Antes de 2022, apenas se hablaba de ello. Ahora el concepto de “ruido alimentario” es omnipresente en las redes sociales. Una búsqueda rápida en TikTok, por ejemplo, revela que los vídeos relacionados con la “explicación del ruido de la comida” atrajeron 1.800 millones de visitas hasta este verano. Acuñado para nombrar la experiencia de pensar en la comida, anhelar la comida, planificar nuestra próxima comida, etc., el “ruido de la comida” es una hábil redefinición de algunos de los impulsos humanos más básicos: el hambre, el apetito y los antojos. Pero ahora estos se presentan como errores, en lugar de características. Deberíamos resistirnos a este replanteamiento.

Las referencias al “ruido de la comida” aparecen invariablemente en relación con la nueva y muy publicitada clase de medicamentos que a menudo inducen la pérdida de peso, como Ozempic y Wegovy. Ser crítico con el concepto de ruido alimentario no significa dudar de que algunas personas han llegado a experimentar su antigua relación con el hambre de esta manera mientras toman estos medicamentos, con sus poderosos efectos supresores del apetito. Pero llamar ruido a algo es ir más allá de describirlo: es invocar la afirmación normativa de que simplemente amar la comida, dejar que la comida ocupe nuestros pensamientos y responder a nuestra hambre es sospechoso. No lo es.
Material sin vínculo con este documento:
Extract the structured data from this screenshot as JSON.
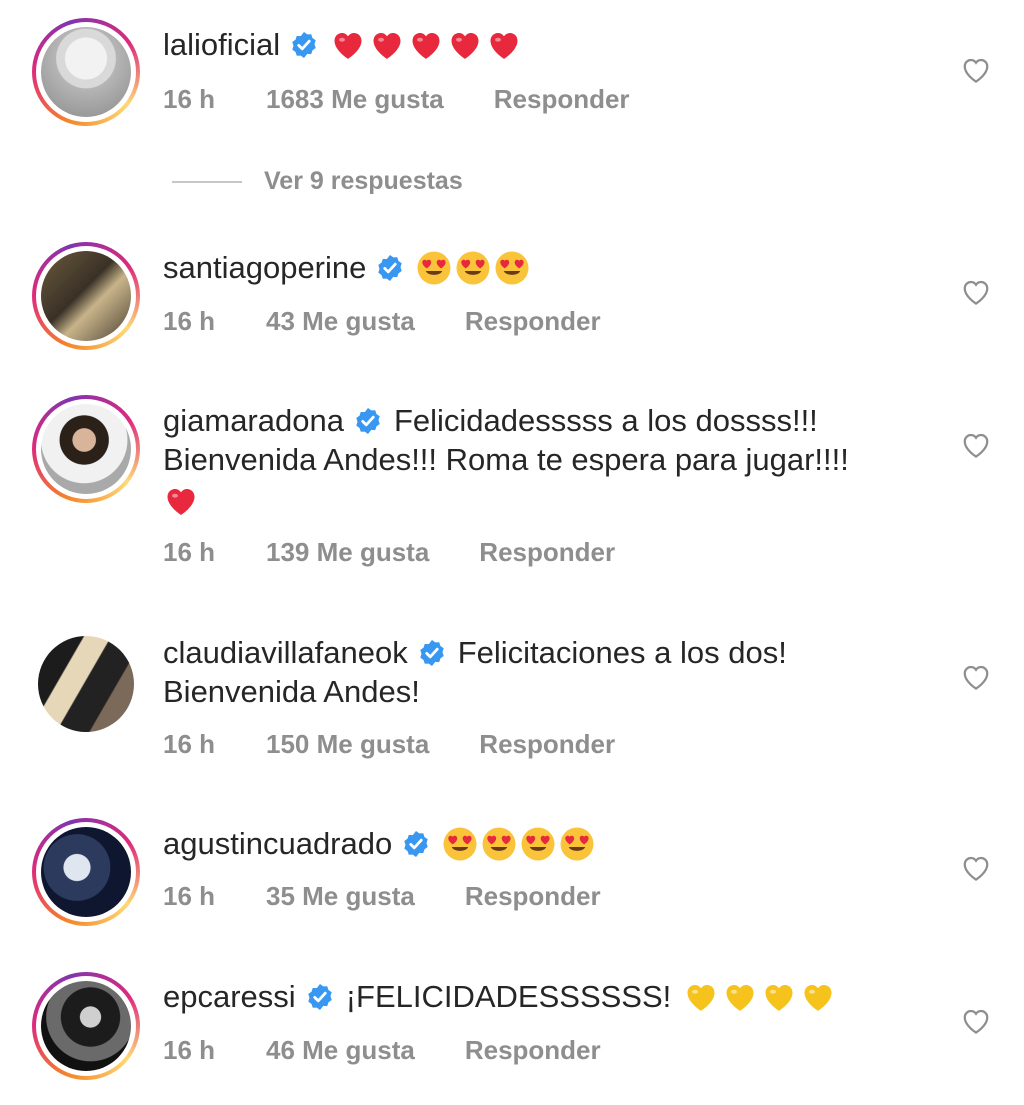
{
  "view_replies": "Ver 9 respuestas",
  "reply_label": "Responder",
  "comments": [
    {
      "username": "lalioficial",
      "verified": true,
      "text": "",
      "emojis": [
        "red-heart",
        "red-heart",
        "red-heart",
        "red-heart",
        "red-heart"
      ],
      "time": "16 h",
      "likes": "1683 Me gusta"
    },
    {
      "username": "santiagoperine",
      "verified": true,
      "text": "",
      "emojis": [
        "heart-eyes",
        "heart-eyes",
        "heart-eyes"
      ],
      "time": "16 h",
      "likes": "43 Me gusta"
    },
    {
      "username": "giamaradona",
      "verified": true,
      "text": "Felicidadesssss a los dossss!!!",
      "text2": "Bienvenida Andes!!! Roma te espera para jugar!!!!",
      "emojis3": [
        "red-heart"
      ],
      "time": "16 h",
      "likes": "139 Me gusta"
    },
    {
      "username": "claudiavillafaneok",
      "verified": true,
      "text": "Felicitaciones a los dos!",
      "text2": "Bienvenida Andes!",
      "time": "16 h",
      "likes": "150 Me gusta"
    },
    {
      "username": "agustincuadrado",
      "verified": true,
      "text": "",
      "emojis": [
        "heart-eyes",
        "heart-eyes",
        "heart-eyes",
        "heart-eyes"
      ],
      "time": "16 h",
      "likes": "35 Me gusta"
    },
    {
      "username": "epcaressi",
      "verified": true,
      "text": "¡FELICIDADESSSSSS!",
      "emojis": [
        "yellow-heart",
        "yellow-heart",
        "yellow-heart",
        "yellow-heart"
      ],
      "time": "16 h",
      "likes": "46 Me gusta"
    }
  ],
  "colors": {
    "text": "#262626",
    "meta": "#8e8e8e",
    "verified": "#3897f0",
    "red_heart": "#e8283d",
    "yellow_heart": "#f6c21c",
    "emoji_face": "#f9c43a"
  }
}
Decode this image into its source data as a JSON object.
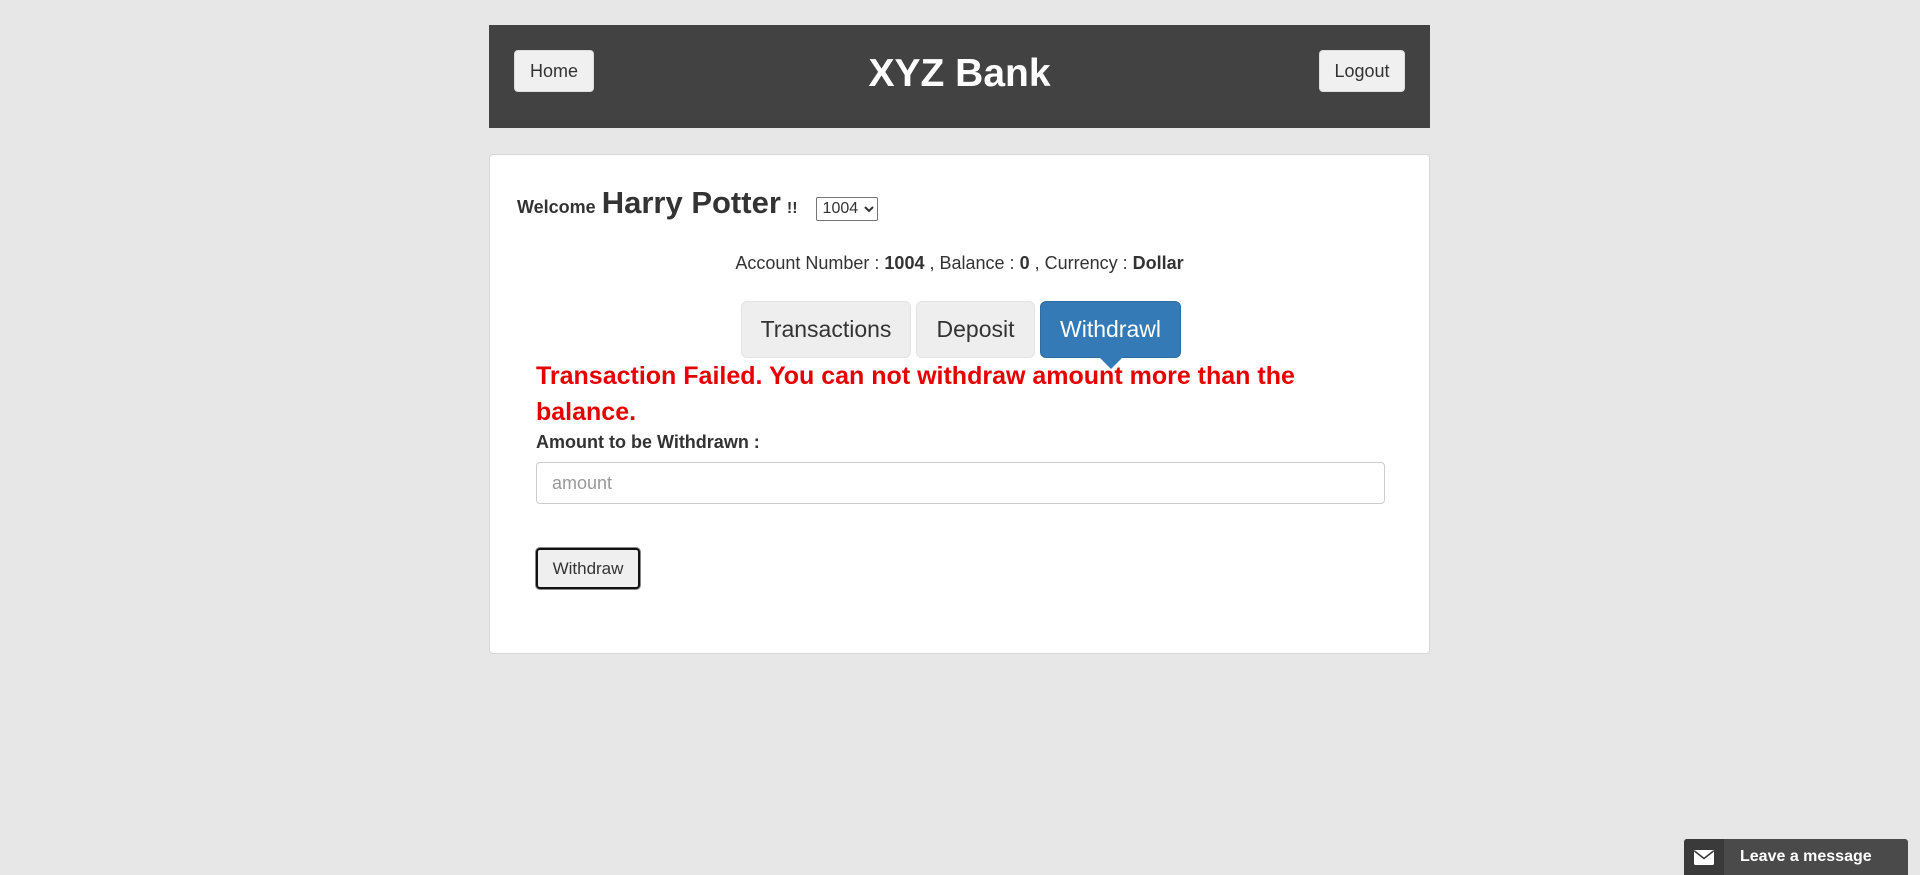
{
  "header": {
    "home_label": "Home",
    "title": "XYZ Bank",
    "logout_label": "Logout"
  },
  "customer": {
    "welcome": "Welcome",
    "name": "Harry Potter",
    "exclaim": "!!",
    "selected_account": "1004"
  },
  "account_info": {
    "number_label": "Account Number :",
    "number": "1004",
    "balance_label": ", Balance :",
    "balance": "0",
    "currency_label": ", Currency :",
    "currency": "Dollar"
  },
  "tabs": [
    {
      "label": "Transactions",
      "active": false
    },
    {
      "label": "Deposit",
      "active": false
    },
    {
      "label": "Withdrawl",
      "active": true
    }
  ],
  "withdraw_form": {
    "error_message": "Transaction Failed. You can not withdraw amount more than the balance.",
    "amount_label": "Amount to be Withdrawn :",
    "amount_placeholder": "amount",
    "amount_value": "",
    "submit_label": "Withdraw"
  },
  "chat": {
    "label": "Leave a message",
    "icon": "envelope-icon"
  },
  "colors": {
    "header_bg": "#424242",
    "active_tab": "#337ab7",
    "error": "#e60000",
    "page_bg": "#e7e7e7"
  }
}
Una cosa es argumentar que el fin de la pérdida de peso justifica los medios de supresión del apetito para algunos pacientes (junto, por supuesto, al importante papel de estos medicamentos en el tratamiento de la diabetes tipo 2), aunque hay margen para estar en desacuerdo incluso con eso. Como crítica de la gordofobia y la presión implacable para encogerse, quisiera enfatizar la ciencia que demuestra que la pérdida de peso no es la panacea que se supone que es. Pero independientemente de cómo se aborde esta cuestión, presentar el argumento implícito (a través del término “ruido alimentario”) de que el apetito en sí es un problema que debe resolverse debería ser un puente demasiado lejos para todos nosotros.

La idea de que no deberíamos ignorar nuestras señales de hambre es familiar por las críticas a la cultura dietética. La idea de que tampoco deberíamos silenciar nuestra hambre es, en mi opinión, igualmente convincente. El placer que obtenemos de la comida es un bien humano importante. 

Sin duda, algunas personas que se identifican con el término “ruido de la comida” experimentan pensamientos genuinamente obsesivos sobre la comida, además de participar en comportamientos dañinos como los atracones. Pero según expertos, como nutricionistas y psicólogos, estos problemas muchas veces tienen su origen en la restricción. En otras palabras, el ruido alimentario es lo que puede suceder cuando no se come lo suficiente para satisfacer el apetito, a menudo bajo las presiones de la cultura de la dieta. La idea de considerar las súplicas de descanso de nuestro cuerpo como mero ruido y, por lo tanto, como algo que no debe ser escuchado, raya en lo distópico. El caso del hambre no es diferente.

En la vorágine mediática en torno a los medicamentos que contienen semaglutida, como Ozempic y Wegovy (de nuevo, tomados exclusivamente para perder peso, en lugar de tratar la diabetes u otras afecciones de salud), se ha prestado poca atención a la difícil situación de las personas que durante mucho tiempo han estado acostumbradas a ignorar nuestra voz del hambre, en la medida en que presentamos trastornos alimentarios o incluso sufrimos trastornos alimentarios en toda regla. Y para cualquiera de nosotros, la alegría, el placer y la comodidad de la comida tampoco deben descartarse. Necesitamos comer para vivir, por supuesto, pero va más allá; Vivir para comer nos ha dado a muchos de nosotros significado y comunidad, además de puro sustento. El ruido de la comida no debe tratarse como patológico ni eliminarse con medicamentos. Más bien, podríamos llamarla “música gastronómica” y bailar con ella.

Kate Manne
es escritora y columnista de The New York Times.